- Lake Traverse Location of Lake Traverse in Ontario
- Coordinates: 45°56′39″N 78°04′34″W﻿ / ﻿45.94417°N 78.07611°W
- Country: Canada
- Province: Ontario
- Region: Northeastern Ontario
- District: Nipissing
- Part: Nipissing, Unorganized South
- Elevation: 251 m (823 ft)
- Time zone: UTC-5 (Eastern Time Zone)
- • Summer (DST): UTC-4 (Eastern Time Zone)
- Postal code FSA: K0J
- Area codes: 705, 249

= Lake Traverse, Ontario =

Lake Traverse is the name of two adjacent unincorporated places, one a former railway point and the other a compact rural community, in geographic White Township in the Unorganized South Part of Nipissing District in northeastern Ontario, Canada. They are both located within Algonquin Provincial Park, the compact rural community on Lake Travers (spelled without an "e" on the end) on the Petawawa River and the railway point slightly inland.
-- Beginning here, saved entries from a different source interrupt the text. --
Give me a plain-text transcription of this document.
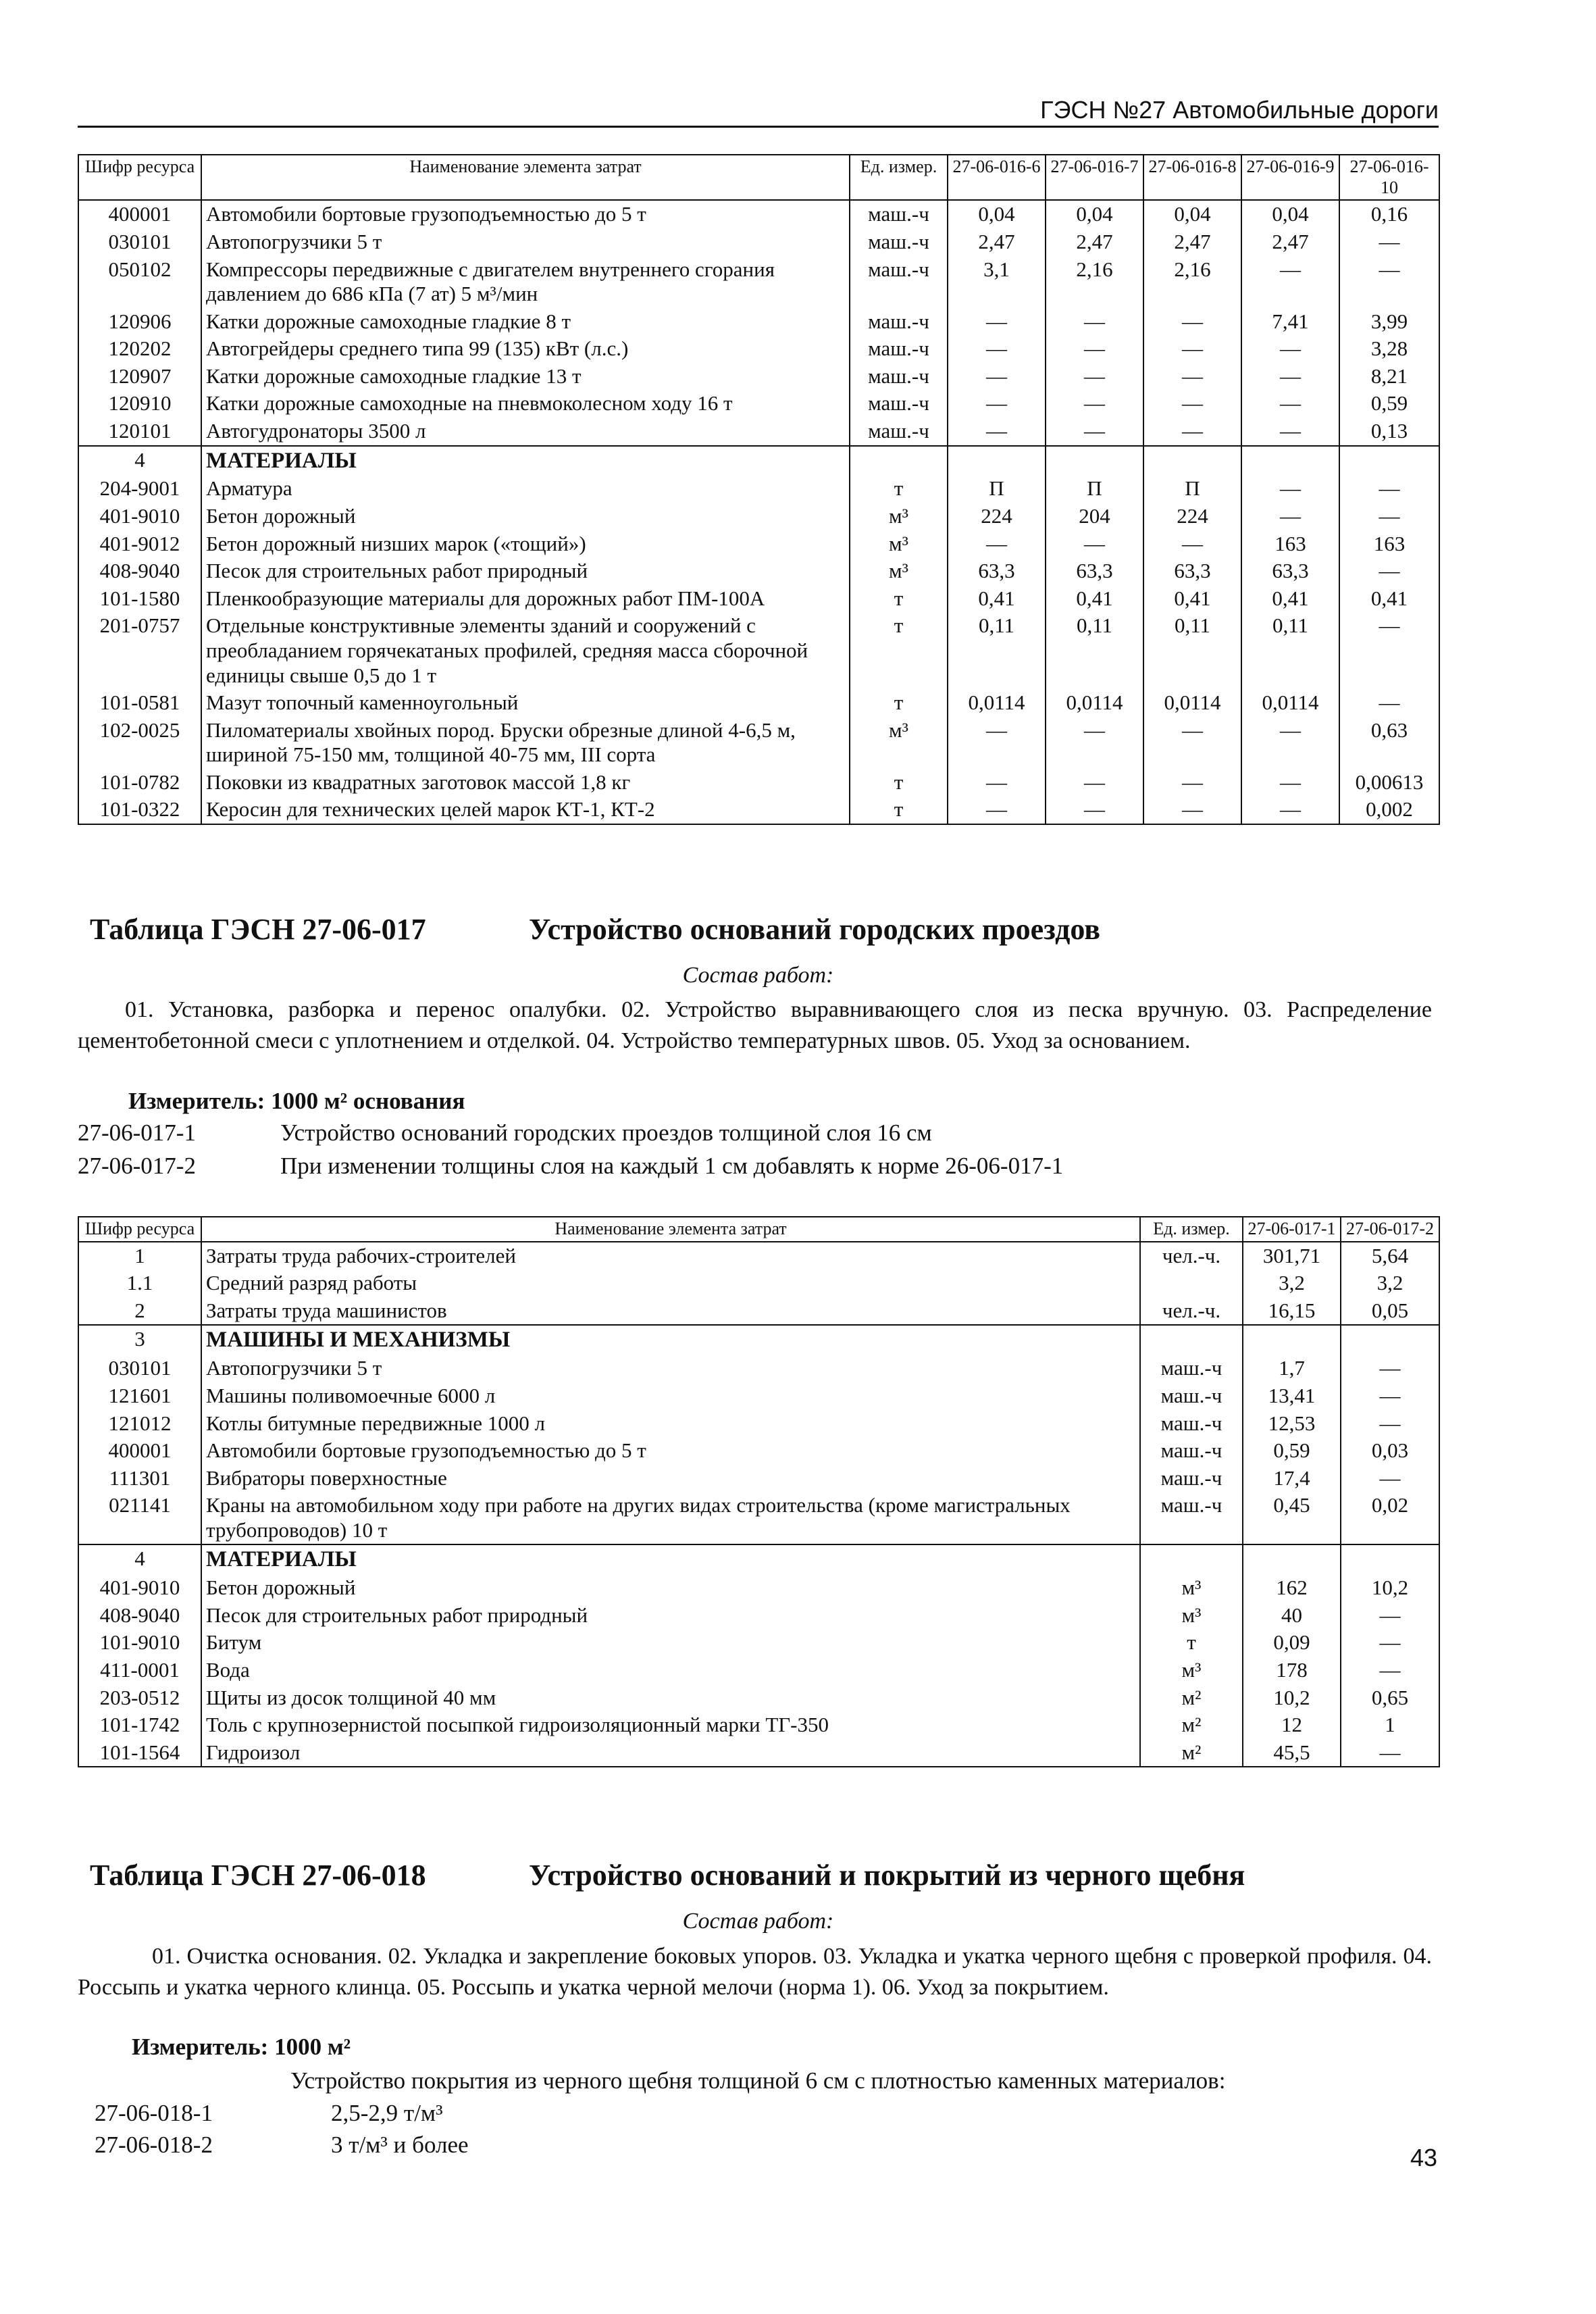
ГЭСН №27 Автомобильные дороги
Шифр ресурса	Наименование элемента затрат	Ед. измер.	27-06-016-6	27-06-016-7	27-06-016-8	27-06-016-9	27-06-016-10
400001	Автомобили бортовые грузоподъемностью до 5 т	маш.-ч	0,04	0,04	0,04	0,04	0,16
030101	Автопогрузчики 5 т	маш.-ч	2,47	2,47	2,47	2,47	—
050102	Компрессоры передвижные с двигателем внутреннего сгорания давлением до 686 кПа (7 ат) 5 м³/мин	маш.-ч	3,1	2,16	2,16	—	—
120906	Катки дорожные самоходные гладкие 8 т	маш.-ч	—	—	—	7,41	3,99
120202	Автогрейдеры среднего типа 99 (135) кВт (л.с.)	маш.-ч	—	—	—	—	3,28
120907	Катки дорожные самоходные гладкие 13 т	маш.-ч	—	—	—	—	8,21
120910	Катки дорожные самоходные на пневмоколесном ходу 16 т	маш.-ч	—	—	—	—	0,59
120101	Автогудронаторы 3500 л	маш.-ч	—	—	—	—	0,13
4	МАТЕРИАЛЫ						
204-9001	Арматура	т	П	П	П	—	—
401-9010	Бетон дорожный	м³	224	204	224	—	—
401-9012	Бетон дорожный низших марок («тощий»)	м³	—	—	—	163	163
408-9040	Песок для строительных работ природный	м³	63,3	63,3	63,3	63,3	—
101-1580	Пленкообразующие материалы для дорожных работ ПМ-100А	т	0,41	0,41	0,41	0,41	0,41
201-0757	Отдельные конструктивные элементы зданий и сооружений с преобладанием горячекатаных профилей, средняя масса сборочной единицы свыше 0,5 до 1 т	т	0,11	0,11	0,11	0,11	—
101-0581	Мазут топочный каменноугольный	т	0,0114	0,0114	0,0114	0,0114	—
102-0025	Пиломатериалы хвойных пород. Бруски обрезные длиной 4-6,5 м, шириной 75-150 мм, толщиной 40-75 мм, III сорта	м³	—	—	—	—	0,63
101-0782	Поковки из квадратных заготовок массой 1,8 кг	т	—	—	—	—	0,00613
101-0322	Керосин для технических целей марок КТ-1, КТ-2	т	—	—	—	—	0,002
Таблица ГЭСН 27-06-017	Устройство оснований городских проездов
Состав работ:
01. Установка, разборка и перенос опалубки. 02. Устройство выравнивающего слоя из песка вручную. 03. Распределение цементобетонной смеси с уплотнением и отделкой. 04. Устройство температурных швов. 05. Уход за основанием.
Измеритель: 1000 м² основания
27-06-017-1	Устройство оснований городских проездов толщиной слоя 16 см
27-06-017-2	При изменении толщины слоя на каждый 1 см добавлять к норме 26-06-017-1
Шифр ресурса	Наименование элемента затрат	Ед. измер.	27-06-017-1	27-06-017-2
1	Затраты труда рабочих-строителей	чел.-ч.	301,71	5,64
1.1	Средний разряд работы		3,2	3,2
2	Затраты труда машинистов	чел.-ч.	16,15	0,05
3	МАШИНЫ И МЕХАНИЗМЫ			
030101	Автопогрузчики 5 т	маш.-ч	1,7	—
121601	Машины поливомоечные 6000 л	маш.-ч	13,41	—
121012	Котлы битумные передвижные 1000 л	маш.-ч	12,53	—
400001	Автомобили бортовые грузоподъемностью до 5 т	маш.-ч	0,59	0,03
111301	Вибраторы поверхностные	маш.-ч	17,4	—
021141	Краны на автомобильном ходу при работе на других видах строительства (кроме магистральных трубопроводов) 10 т	маш.-ч	0,45	0,02
4	МАТЕРИАЛЫ			
401-9010	Бетон дорожный	м³	162	10,2
408-9040	Песок для строительных работ природный	м³	40	—
101-9010	Битум	т	0,09	—
411-0001	Вода	м³	178	—
203-0512	Щиты из досок толщиной 40 мм	м²	10,2	0,65
101-1742	Толь с крупнозернистой посыпкой гидроизоляционный марки ТГ-350	м²	12	1
101-1564	Гидроизол	м²	45,5	—
Таблица ГЭСН 27-06-018	Устройство оснований и покрытий из черного щебня
Состав работ:
01. Очистка основания. 02. Укладка и закрепление боковых упоров. 03. Укладка и укатка черного щебня с проверкой профиля. 04. Россыпь и укатка черного клинца. 05. Россыпь и укатка черной мелочи (норма 1). 06. Уход за покрытием.
Измеритель: 1000 м²
Устройство покрытия из черного щебня толщиной 6 см с плотностью каменных материалов:
27-06-018-1	2,5-2,9 т/м³
27-06-018-2	3 т/м³ и более	43
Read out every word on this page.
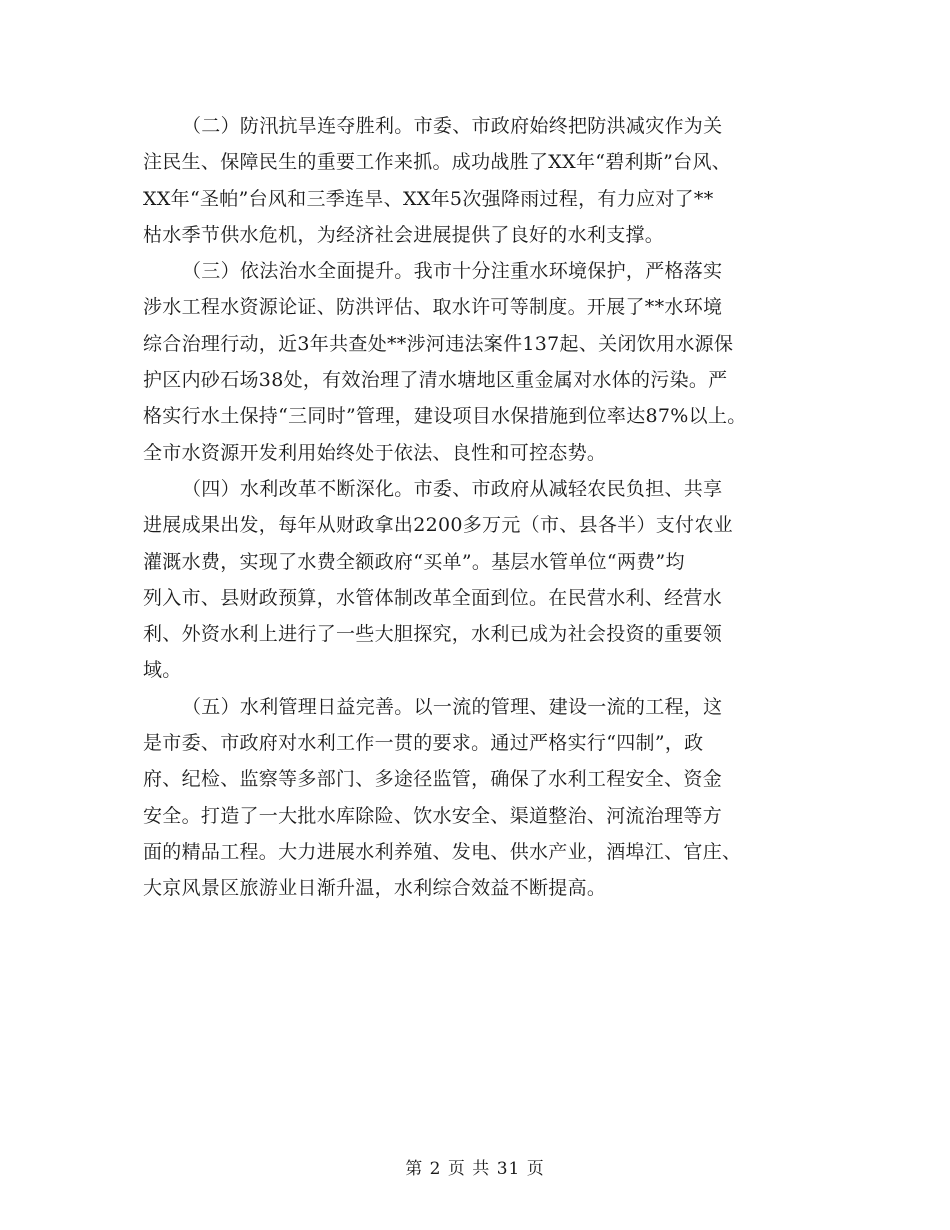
（二）防汛抗旱连夺胜利。市委、市政府始终把防洪减灾作为关
注民生、保障民生的重要工作来抓。成功战胜了XX年“碧利斯”台风、
XX年“圣帕”台风和三季连旱、XX年5次强降雨过程，有力应对了**
枯水季节供水危机，为经济社会进展提供了良好的水利支撑。
（三）依法治水全面提升。我市十分注重水环境保护，严格落实
涉水工程水资源论证、防洪评估、取水许可等制度。开展了**水环境
综合治理行动，近3年共查处**涉河违法案件137起、关闭饮用水源保
护区内砂石场38处，有效治理了清水塘地区重金属对水体的污染。严
格实行水土保持“三同时”管理，建设项目水保措施到位率达87%以上。
全市水资源开发利用始终处于依法、良性和可控态势。
（四）水利改革不断深化。市委、市政府从减轻农民负担、共享
进展成果出发，每年从财政拿出2200多万元（市、县各半）支付农业
灌溉水费，实现了水费全额政府“买单”。基层水管单位“两费”均
列入市、县财政预算，水管体制改革全面到位。在民营水利、经营水
利、外资水利上进行了一些大胆探究，水利已成为社会投资的重要领
域。
（五）水利管理日益完善。以一流的管理、建设一流的工程，这
是市委、市政府对水利工作一贯的要求。通过严格实行“四制”，政
府、纪检、监察等多部门、多途径监管，确保了水利工程安全、资金
安全。打造了一大批水库除险、饮水安全、渠道整治、河流治理等方
面的精品工程。大力进展水利养殖、发电、供水产业，酒埠江、官庄、
大京风景区旅游业日渐升温，水利综合效益不断提高。
第 2 页 共 31 页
The railway point lies on the now abandoned Canadian National Railway Beachburg Subdivision, a section of track that was originally constructed as the Canadian Northern Railway main line, between Radiant to the west and Stuart to the east; it had a passing track.

Lake Traverse is the location for the Algonquin Radio Observatory.